Más allá de su gol redentor, que sofocó el incendio
incipiente en la sala de máquinas merengue y devolvió el pulso a la
eliminatoria, el joven defensa merengue dio una exhibición en la retaguardia,
recuperando metros en carreras imposibles, demostrando una precisión quirúrgica
al corte, y salvando el pellejo de otros compañeros en errores garrafales como
la cesión de Carvalho al portero en la primera parte que no acabó en gol porque
no lo quiso la providencia. Y la providencia ayer se llamaba Raphael, que tuvo
la fe suficiente como para correr veinte metros para ejercer de portero sin
manos y despejar un balón que había rebasado ya al guardameta.
Fue, sin duda, la mejor noticia de un día en el que
los focos se situaban un poco más atrás, en la portería. Jugó Diego López y se escuchó
un runrún, justo lo mismo que hubiera sucedido su Mourinho hubiera perpetuado
su apuesta por Adán. Probablemente se equivocó no dándole la alternativa
definitiva después de la confianza reiterada en él durante toda la temporada.

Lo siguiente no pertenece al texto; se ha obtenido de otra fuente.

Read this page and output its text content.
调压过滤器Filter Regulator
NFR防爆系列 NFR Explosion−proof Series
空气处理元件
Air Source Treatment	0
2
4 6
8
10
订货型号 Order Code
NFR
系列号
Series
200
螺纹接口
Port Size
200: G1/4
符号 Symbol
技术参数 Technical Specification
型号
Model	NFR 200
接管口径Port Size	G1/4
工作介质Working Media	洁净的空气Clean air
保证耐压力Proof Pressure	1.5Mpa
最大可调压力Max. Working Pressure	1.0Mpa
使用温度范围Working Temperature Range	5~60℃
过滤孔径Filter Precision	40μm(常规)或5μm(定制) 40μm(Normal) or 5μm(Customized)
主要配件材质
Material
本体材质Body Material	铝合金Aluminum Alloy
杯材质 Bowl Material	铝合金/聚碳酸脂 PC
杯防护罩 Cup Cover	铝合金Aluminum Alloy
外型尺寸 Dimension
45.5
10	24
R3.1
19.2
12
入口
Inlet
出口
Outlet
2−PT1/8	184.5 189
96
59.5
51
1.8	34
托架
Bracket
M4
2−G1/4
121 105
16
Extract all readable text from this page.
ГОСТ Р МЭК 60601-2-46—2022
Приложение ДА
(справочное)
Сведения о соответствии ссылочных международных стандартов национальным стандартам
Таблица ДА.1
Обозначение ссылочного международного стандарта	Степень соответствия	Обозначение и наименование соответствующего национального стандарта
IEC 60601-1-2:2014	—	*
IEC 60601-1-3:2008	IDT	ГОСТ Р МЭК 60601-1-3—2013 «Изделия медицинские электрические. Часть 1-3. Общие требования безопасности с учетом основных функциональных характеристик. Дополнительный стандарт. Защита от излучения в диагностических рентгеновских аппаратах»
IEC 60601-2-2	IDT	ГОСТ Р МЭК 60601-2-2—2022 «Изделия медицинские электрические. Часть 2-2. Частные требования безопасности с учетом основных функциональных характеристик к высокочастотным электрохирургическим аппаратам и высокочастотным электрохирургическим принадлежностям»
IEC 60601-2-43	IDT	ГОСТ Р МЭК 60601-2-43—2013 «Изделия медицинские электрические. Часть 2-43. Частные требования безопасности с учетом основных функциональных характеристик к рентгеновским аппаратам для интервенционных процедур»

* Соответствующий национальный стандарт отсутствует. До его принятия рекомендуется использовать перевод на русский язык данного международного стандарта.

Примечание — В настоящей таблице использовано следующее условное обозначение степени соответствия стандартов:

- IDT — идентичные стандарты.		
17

Lo cual no quita para que Diego López, sobrio y hasta salvador en alguna
ocasión, probablemente esté mejor que él ahora mismo. Lo cual no contradice en
absoluto que Adán estuviera mejor que Casillas cuando el técnico –y no los
periodistas– lo decidió.
Sea como fuere, la noticia no fue ayer ni Diego ni Adán, sino
Raphael. Suyo es el futuro del Madrid y gracias
a él el Madrid sigue teniendo el presente muy vivo. Los precedentes no
invitan al desaliento. Y nada más propio de esta institución inasequible al
desaliento aferrarse a la vida antes de invocar la épica.